32 | Yalanlar Cumhuriyeti

39 10 31
                                    


Ooyyhhh 31. Bölümden sağ çıkıp, 32 ye geçiş yapabildim şükür.

Yeni bölüm hakkındaki tahminleriniz?

Bu arada Medya da Yalım var ama modeli değişti... Diğer bölümler de olan fotoğraflarını da üşendiğim için değiştirmedim. Aklınız karışmasın bu yüzden. Ve bölümde Bera'nın anlatacağı şeylerin bir kısmını atlayacağım, atlamazsam gereksiz uzunluk olmuş olur.

Dağra sizce ne yapmalı?

BÖLÜM 32 | YALANLAR CUMHURİYETİ

"Sen yalanlarınla bir cumhuriyet kurmuşsun, sadece oyun diyemezsin Bera."

...

Dağra Vural.

Melin'in daha doğrusu Bera'nın söylediklerini anlayamıyordum. Bana her şeyi anlatmasını kabul ettiğimde bunun doğruluğu hakkında beynim saçma düşüncelere kapılmıştı. Melin'in ölmediğini farkettiğimde yaşadığımı şok, sinir ve kırgınlık, hepsi bir anda harmanlamış gibi patlamıştım.

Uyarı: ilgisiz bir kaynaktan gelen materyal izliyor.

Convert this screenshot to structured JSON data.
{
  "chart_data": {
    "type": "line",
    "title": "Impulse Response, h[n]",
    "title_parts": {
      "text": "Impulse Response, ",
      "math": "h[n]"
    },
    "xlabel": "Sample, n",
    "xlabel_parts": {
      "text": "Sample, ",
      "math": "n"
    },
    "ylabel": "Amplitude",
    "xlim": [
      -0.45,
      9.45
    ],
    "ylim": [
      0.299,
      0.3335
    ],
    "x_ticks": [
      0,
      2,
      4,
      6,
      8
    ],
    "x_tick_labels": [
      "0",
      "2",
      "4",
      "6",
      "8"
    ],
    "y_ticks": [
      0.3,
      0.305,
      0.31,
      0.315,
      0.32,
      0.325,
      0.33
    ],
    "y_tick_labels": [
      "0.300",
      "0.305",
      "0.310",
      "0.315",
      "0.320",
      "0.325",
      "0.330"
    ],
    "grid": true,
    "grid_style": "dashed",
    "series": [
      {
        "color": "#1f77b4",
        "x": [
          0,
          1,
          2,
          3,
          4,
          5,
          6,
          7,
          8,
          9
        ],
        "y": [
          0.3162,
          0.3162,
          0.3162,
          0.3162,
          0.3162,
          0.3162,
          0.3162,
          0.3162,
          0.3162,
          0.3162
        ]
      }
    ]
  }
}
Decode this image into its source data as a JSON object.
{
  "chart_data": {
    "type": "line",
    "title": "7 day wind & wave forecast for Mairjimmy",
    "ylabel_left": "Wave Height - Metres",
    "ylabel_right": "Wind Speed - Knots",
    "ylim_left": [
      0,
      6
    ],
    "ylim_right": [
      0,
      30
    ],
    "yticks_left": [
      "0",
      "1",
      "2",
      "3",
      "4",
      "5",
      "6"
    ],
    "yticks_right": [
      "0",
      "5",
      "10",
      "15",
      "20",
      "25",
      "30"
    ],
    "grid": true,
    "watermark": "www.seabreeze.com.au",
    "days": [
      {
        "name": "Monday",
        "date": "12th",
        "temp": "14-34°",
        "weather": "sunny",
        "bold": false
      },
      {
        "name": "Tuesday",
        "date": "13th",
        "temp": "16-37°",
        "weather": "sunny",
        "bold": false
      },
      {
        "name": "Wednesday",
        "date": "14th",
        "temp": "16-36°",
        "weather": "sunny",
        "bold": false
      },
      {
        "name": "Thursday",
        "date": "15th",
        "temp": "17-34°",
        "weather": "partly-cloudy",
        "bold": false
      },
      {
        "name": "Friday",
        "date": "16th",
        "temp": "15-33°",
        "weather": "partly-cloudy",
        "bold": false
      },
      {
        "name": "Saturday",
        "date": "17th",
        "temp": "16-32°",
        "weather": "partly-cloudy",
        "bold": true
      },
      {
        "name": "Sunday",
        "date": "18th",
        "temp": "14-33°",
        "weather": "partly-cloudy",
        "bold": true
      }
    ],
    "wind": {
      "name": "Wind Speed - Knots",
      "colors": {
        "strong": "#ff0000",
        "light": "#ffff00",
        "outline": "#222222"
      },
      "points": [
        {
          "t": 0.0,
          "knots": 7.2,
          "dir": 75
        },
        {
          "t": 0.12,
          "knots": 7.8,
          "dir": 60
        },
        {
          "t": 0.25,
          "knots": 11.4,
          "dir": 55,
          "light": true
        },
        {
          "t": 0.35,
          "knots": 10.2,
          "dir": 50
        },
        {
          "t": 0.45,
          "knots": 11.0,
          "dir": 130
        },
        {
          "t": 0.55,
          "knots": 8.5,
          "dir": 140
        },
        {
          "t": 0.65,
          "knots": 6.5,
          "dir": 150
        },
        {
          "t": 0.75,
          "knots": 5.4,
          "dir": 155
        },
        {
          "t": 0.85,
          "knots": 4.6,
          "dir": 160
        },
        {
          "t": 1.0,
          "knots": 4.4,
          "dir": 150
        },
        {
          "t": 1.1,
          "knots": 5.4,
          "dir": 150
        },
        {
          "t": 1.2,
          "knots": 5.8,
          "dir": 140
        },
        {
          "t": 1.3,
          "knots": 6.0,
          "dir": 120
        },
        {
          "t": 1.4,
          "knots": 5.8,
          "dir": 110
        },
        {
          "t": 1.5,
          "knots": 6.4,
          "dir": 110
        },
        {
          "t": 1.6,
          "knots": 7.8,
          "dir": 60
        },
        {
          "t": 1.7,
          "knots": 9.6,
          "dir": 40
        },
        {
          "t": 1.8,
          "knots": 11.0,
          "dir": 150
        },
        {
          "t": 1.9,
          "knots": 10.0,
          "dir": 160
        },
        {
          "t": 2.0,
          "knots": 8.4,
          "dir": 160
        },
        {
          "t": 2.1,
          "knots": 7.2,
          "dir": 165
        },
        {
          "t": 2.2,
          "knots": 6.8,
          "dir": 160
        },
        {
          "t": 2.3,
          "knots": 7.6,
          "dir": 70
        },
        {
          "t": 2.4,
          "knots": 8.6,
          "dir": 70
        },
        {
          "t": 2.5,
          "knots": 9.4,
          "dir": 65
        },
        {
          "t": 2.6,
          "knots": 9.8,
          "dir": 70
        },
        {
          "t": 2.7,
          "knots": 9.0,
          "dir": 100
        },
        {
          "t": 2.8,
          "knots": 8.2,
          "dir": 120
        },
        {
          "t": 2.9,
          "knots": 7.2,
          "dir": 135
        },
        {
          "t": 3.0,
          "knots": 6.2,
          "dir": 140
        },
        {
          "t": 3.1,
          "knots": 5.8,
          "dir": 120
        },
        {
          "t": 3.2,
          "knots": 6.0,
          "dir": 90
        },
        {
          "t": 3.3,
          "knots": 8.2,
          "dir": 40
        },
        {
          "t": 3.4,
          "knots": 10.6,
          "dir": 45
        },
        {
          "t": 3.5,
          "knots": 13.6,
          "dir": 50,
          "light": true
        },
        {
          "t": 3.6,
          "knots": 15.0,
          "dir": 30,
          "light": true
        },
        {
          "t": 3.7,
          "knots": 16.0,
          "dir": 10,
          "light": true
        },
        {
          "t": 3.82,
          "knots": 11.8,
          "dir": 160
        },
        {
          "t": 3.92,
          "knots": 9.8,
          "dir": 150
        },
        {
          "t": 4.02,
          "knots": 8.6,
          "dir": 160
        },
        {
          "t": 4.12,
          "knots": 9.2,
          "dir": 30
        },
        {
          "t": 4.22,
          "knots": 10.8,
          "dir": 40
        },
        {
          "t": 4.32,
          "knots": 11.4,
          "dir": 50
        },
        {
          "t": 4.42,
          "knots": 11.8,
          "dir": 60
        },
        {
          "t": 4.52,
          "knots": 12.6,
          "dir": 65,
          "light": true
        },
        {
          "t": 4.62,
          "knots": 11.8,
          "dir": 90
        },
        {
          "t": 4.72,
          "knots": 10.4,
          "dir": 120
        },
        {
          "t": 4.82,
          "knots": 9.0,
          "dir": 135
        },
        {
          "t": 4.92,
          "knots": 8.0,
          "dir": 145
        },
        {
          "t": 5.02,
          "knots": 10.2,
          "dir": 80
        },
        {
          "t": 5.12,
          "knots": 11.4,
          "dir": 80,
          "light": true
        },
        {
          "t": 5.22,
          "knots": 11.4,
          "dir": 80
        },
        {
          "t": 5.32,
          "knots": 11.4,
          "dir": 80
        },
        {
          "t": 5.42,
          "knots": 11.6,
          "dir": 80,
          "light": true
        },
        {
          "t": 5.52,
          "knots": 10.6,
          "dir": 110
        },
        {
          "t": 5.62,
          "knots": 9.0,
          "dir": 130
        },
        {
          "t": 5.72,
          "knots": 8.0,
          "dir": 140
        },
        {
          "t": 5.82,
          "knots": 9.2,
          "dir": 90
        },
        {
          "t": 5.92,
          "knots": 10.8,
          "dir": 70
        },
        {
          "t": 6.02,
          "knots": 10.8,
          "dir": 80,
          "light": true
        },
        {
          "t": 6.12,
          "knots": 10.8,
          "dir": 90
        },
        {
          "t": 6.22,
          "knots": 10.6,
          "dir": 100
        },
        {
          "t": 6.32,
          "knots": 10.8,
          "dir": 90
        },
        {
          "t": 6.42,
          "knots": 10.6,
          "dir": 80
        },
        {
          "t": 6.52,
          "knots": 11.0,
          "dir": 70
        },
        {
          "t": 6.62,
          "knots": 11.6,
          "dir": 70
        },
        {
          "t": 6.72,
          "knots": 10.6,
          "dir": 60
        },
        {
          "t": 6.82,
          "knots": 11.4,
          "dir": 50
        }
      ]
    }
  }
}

Oraya, o eve gidene kadar Melin olmamasını diledim SaBer'in. Bana bunu yapmaz dedim, arkamdan oyun oynamaz dedim, beni seviyor dedim. Ne o beni seviyormuş ne de arkamdan yapmadığı oyun kalmamış. Şu an onu dinlemek bile istemiyorum fakat gitmemem için ısrarcıydı denizleri.

Bana gelip, ben SaBer'im dese kesinlikle inanmazdım. Etrafta bir sürü insan biz SaBer'iz diye cirit atıyor. O evde maskeli haliyle daha önce karşıma çıkmamış olsaydı yine inanır mıydım? Bilmiyorum. Ona silah doğrulttuğumda bile çekinmedi, öylece yüzüme baktı. Denizlerinde anlamlandıramadığım bir şey vardı, her neyse.

Onu görene kadar özlediğimi farketmemiştim...

Biraz sakinleşince gidip sarılmak istedim ama bunu yapamazdım. Bana yalanlar söylemiş birine hiçbir şey yok gibi davranamazdım. Onu seviyor olsam bile bunu yapamam. Gerçi onu değil Melin'i seviyorum ya ben neyse. Ona kırgın da olsam seviyorum, fakat bunu ona söylemeyeceğim.

Benim evime gitmeyi teklif etmiştim ama Melin bunun tehlikeli olacağını söyleyip başka bir yer düşünmüştü. O sırada Asil denen herif bir yer önermişti. Onun Bera olduğunu bilseydim nasıl olurdu acaba? O Bera ise, Asil'i de bilerek mi yanıma göndermişti? Bu kadın benim aklımla oynadığı gibi kalbimle de oynuyordu ve ben buna nasıl engel olacağımı kesinlikle bilmiyorum.

Bir diğer şey ise... Ona sürekli Melin demem. Bera olduğunu kabul edemiyor, içimde bir şeyler bunu reddediyordu. Ben onu Melin olarak tanıdım, öyle sevdim. Onunla güldüm, ona sarıldım, onu öptüm. O gün o davette bana her şeyi anlatsaydı yine kabulümdü. Ölmesine gerek yoktu, öyle göstermesine de. Benim sevgimi hiç mi hesaba katmadı sahiden?

9 Nisan hayatımın en kötü günüydü. Sevdiğim kadını bir kez daha kaybetmiştim. Burada mezarlığına her gün gitmiş, onunla konuşmuştum. Yaşıyor olması beni sevindirirken, bunun bir oyun olduğunu öğrenmek beni sinirlendiriyordu. O iyi ki yaşıyor, iyi ki benimle, iyi ki şu an burada.

Belli etmesem de şu an sinirimden hepsi. Onu seviyorum ve çok özledim.

"Dağra, emin misin?" diyen Yalım'ın sesiyle gözlerimi yoldan çektim.